Cordon/Uncordon Nodes¶
- Mark the node as unschedulable by running the command
./rctl cordon node <node-name> --cluster <cluster-name>
- Drain the node to remove all running pods, excluding daemonset pods
./rctl drain node <node-name> --cluster <cluster-name> --ignore-daemonsets --delete-emptydir-data
- Uncordon the node using the below command
./rctl uncordon node <node-name> --cluster <cluster-name>
Delete Cluster¶
Users can delete one or more clusters with a single command
./rctl delete cluster <mkscluster-name>
(or)
./rctl delete cluster <mkscluster1-name> <mkscluster2-name>
Dry Run¶
The dry run command is utilized for operations such as Cluster Provisioning, K8s upgrades, blueprint upgrades, and node operations(e.g. :Node Addition/Node Deletion/Labels/Taints). It provides a pre-execution preview of changes, enabling users to assess potential modifications before implementation. This proactive approach is beneficial for identifying and addressing issues, ensuring that the intended changes align seamlessly with infrastructure requirements. Whether provisioning a new cluster or managing updates, incorporating a dry run enhances the predictability, reliability, and overall stability of your infrastructure.

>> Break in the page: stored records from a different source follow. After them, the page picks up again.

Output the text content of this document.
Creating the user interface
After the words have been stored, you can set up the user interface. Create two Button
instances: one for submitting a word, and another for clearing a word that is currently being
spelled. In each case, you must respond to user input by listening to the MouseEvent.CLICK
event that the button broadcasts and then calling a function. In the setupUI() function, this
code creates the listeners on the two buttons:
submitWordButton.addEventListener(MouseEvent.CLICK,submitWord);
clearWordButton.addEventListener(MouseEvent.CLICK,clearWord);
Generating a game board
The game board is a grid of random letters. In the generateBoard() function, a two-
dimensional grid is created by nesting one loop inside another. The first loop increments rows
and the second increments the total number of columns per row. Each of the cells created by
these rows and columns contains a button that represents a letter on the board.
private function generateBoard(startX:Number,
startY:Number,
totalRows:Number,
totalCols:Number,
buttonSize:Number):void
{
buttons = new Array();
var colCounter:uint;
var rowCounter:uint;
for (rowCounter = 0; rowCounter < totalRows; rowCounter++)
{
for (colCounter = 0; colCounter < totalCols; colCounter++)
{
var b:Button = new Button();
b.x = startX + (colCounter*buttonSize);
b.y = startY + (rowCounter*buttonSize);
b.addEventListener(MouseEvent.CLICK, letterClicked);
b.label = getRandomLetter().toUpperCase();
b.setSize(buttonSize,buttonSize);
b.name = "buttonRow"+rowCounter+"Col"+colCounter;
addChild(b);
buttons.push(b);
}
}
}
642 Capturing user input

./rctl apply -f <cluster_filename.yaml> --dry-run
Example
- Node Addition - Day 2 operation
Below is an example of the output from the dry run command when a user tries to add a node on Day 2:
./rctl apply -f cluster_file.yaml --dry-run
Running echo $HOSTNAME on 34.211.224.152
Running PATH=$PATH:/usr/sbin ip -f inet addr show on 34.211.224.152
Running command -v bzip2 on 34.211.224.152 to verify if bzip2 is present on node
Running command -v wget on 34.211.224.152 to verify if wget is present on node
{
"operations": [
{
"operation": "NodeAddition",
"resource_name": "ip-172-31-27-101"
}
]
}
Dry Run Output
- The output indicates a successful dry run
- The operation specified is "NodeAddition," indicating the intent to add a node to the cluster
-
The resource_name is "ip-172-31-27-101," representing the hostname or identifier for the node being added
-
Incorrect K8s version - Day 2 operation
Below is an example of the output from the dry run command when a user tries to add an incorrect K8s version:
./rctl apply -f check1.yaml --dry-run
Error: Error performing apply on cluster "mks-test-1-calico": server error [return code: 400]: {"operations":null,"error":{"type":"Processing Error","status":400,"title":"Processing request failed","detail":{"Message":"Kubernetes version v1.28.3 not supported\n"}}}
Dry Run Output
Indicates that an error occurred while trying to apply changes to the cluster named "mks-test-1-calico," and the server returned an HTTP status code 400 (Bad Request).